Institutions politiques 23/01/08

Deux conséquences résultent de cette crise :

-         Le régime parlementaire sera moniste et non pas dualiste, c’est à dire que le président du conseil n’est pas responsable devant le président de la république.

-      Le droit de dissolution va être considéré comme une arme anti-républicaine, en raison même de sa première et unique utilisation : elle a été utilisée contre une chambre des députés à majorité républicaine. A partir du moment où les républicains deviennent majoritaires au sein de la IIIème république, le droit de dissolution va tomber en désuétude, il ne sera plus utilisé. Sous la troisième république il n’a donc pas été la contrepartie dissuasive de la responsabilité gouvernementale. Il n’a pas pu contribuer à assurer l ‘équilibre entre le législatif et l’exécutif, comme c’est sa fonction. On comprend mieux pourquoi la troisième république a connu l’instabilité gouvernementale.

 

3.2.2.2. L’absence de procédure de mise en jeu de la responsabilité gouvernementale

 

L’article 6 de la loi constitutionnelle du 25 février 1875 se contente de poser le principe de la responsabilité gouvernementale : il n’existe pas de procédure qui aurait permis d’encadrer et par là même de limiter la mise en jeu de la responsabilité du gouvernement. Les modalités de cette mise en œuvre seront déterminés par le règlement intérieur des assemblées et par la pratique : chaque assemblée a un règlement intérieur qui fixe son organisation et ses conditions de fonctionnement. Ces modalités seront aussi fixées par la pratique. Mais l’absence de procédure a entraîné une mise en œuvre inconsidérée, irréfléchie, de cette responsabilité gouvernementale. On a là une autre cause de l’instabilité gouvernementale.

 

                3.2.2.3. Le jeu des partis politiques

 

Le mode de scrutin qui est en vigueur pour la chambre des députés, scrutin majoritaire à deux tours, n’a pas permis sous la troisième république de dégager des majorités parlementaires homogènes. Au sein même des chambres les partis politiques représentés sont assez nombreux (jusqu’à 16 partis politiques représentés), et ce sont des majorités de coalition qui se forment, de manière à pouvoir en suite constituer un gouvernement. Mais ces majorités de coalition, ne sont pas durables, restent souvent fragiles, et se révèlent donc incapables de soutenir durablement un gouvernement. On peut dire que le multipartisme n’est pas structuré sous la troisième république.

 

Il faut dire que la culture et le contexte politique sont un peu particuliers : on peut croire que les parlementaires font preuve d’une certaine irresponsabilité, on peut avoir ce sentiment que pour un certain nombre d’entre eux la politique est un jeu, et que les crises gouvernementales ne sont que des aléas de ce jeu.
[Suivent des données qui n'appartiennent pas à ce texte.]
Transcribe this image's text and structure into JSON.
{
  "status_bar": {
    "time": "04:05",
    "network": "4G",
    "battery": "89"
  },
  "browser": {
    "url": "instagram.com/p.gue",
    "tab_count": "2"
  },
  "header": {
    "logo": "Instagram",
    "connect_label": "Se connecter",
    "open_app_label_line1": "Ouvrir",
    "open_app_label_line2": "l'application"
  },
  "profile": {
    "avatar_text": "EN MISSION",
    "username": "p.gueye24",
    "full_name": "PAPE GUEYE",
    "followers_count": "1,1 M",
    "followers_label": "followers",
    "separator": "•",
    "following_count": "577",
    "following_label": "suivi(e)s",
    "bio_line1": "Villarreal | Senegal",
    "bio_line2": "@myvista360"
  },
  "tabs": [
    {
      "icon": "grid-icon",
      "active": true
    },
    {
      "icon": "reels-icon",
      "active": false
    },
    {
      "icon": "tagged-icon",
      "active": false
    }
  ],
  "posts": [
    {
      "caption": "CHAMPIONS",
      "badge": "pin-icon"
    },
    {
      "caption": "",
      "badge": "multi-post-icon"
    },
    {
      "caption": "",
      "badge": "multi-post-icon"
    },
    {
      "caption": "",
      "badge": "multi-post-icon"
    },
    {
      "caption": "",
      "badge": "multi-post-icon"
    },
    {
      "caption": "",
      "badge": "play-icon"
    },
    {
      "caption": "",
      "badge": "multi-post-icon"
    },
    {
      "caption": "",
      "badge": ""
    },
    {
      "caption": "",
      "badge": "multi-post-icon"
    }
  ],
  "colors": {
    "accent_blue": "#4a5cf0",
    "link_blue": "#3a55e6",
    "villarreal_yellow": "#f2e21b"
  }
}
Il faut savoir que pour un parlementaire, contribuer à ce qu’un gouvernement soit renversé, c’est la possibilité de devenir à son tour ministre. Il faut aussi comprendre le contexte politique : l’instabilité n’est peut être pas aussi gênante qu’elle le serait aujourd’hui, tout simplement parce que « les temps vont moins vite » : les sociétés politiques, les Etats, restent relativement repliés sur eux-mêmes. Il n’y a donc pas de conséquences majeures à l’instabilité.

 

2.2. La quatrième république

 

Une assemblée constituante est élue le 21 octobre 1945, pour élaborer un projet de constitution, projet rejeté par référendum le 5 mai 1946. C’est donc une nouvelle assemblée constituante qui a été élue le 2 juin 1946, et le second référendum se conclut par l’adoption d’une constitution, celle de la quatrième république, promulguée le 27 octobre 1946.

 

Les constituants de 1946 ont tenté de rationaliser le régime parlementaire, c’est à dire qu’ils ont tenté de corriger ses dysfonctionnements, forts de l’expérience de la IIIème république. En particulier ils vont encadrer la mise en jeu de la responsabilité gouvernementale, et ils vont en partie réhabiliter le droit de dissolution.

 

2.2.1. La mise en jeu de la responsabilité gouvernementale

 

Selon la constitution de 1946 la responsabilité gouvernementale n’existe plus que devant l’assemblée nationale, et pas devant le conseil de la république (ancien Sénat de la troisième république). Il existe deux procédures.

 

La première est celle de la question de confiance. C’est la procédure par laquelle le gouvernement demande à l’assemblée nationale de lui témoigner sa confiance, par un vote. C’est une manière de vérifier que le gouvernement dispose d’une majorité à l’assemblée nationale. L’article 45 prévoit que la question de confiance est obligatoire au moment de la formation du gouvernement. Le gouvernement, choisit par le président de la république, doit être investit devant l’assemblée pour pouvoir être officiellement nommé (procédure d’investiture). L’article 49 quant à lui laisse libre le gouvernement de poser la question de confiance à tout moment. Un élément important de la procédure est le fait que la confiance est refusée à la majorité absolue des membres de l’assemblée nationale. Dans ce cas le gouvernement doit démissionner.

 

L’autre procédure qui est prévue quant à la mise en jeu de la responsabilité gouvernementale est la motion de censure. C’est ici l’assemblée nationale qui met en cause la responsabilité politique du gouvernement. La motion de censure est adoptée à la majorité absolue des membres composant l’assemblée nationale.

 

Cette condition n’a pas été suffisante pour lutter contre l’instabilité gouvernementale. En pratique en effet on constate d’abord qu’aucune motion de censure n’a conduit au renversement d’un gouvernement, parce que cela n’était pas nécessaire pour obtenir le départ d’un gouvernement. En effet pour obtenir le départ d’un gouvernement il suffisait très généralement de le mettre en minorité sur le vote d’une loi ou sur le vote du budget (qui est une loi de finance). Dans ce cas de figure soit le gouvernement démissionnait « d’office », parce qu’il prenait confiance qu’il n’avait plus de majorité, soit il posait la question de confiance, pour s’assurer qu’il disposait encore d’une majorité. Dans ce dernier cas, lorsque le gouvernement posait la question de confiance, il suffisait là aussi de refuser la confiance à la majorité relative (la majorité des votants) pour que le gouvernement démissionne (alors qu’il n’en était pas juridiquement obligé, puisqu’il n’y est obligé qu’en cas de majorité absolue. Mais rester était inutile, puisque sans avoir une majorité relative un gouvernement ne peut plus faire passer aucune loi.).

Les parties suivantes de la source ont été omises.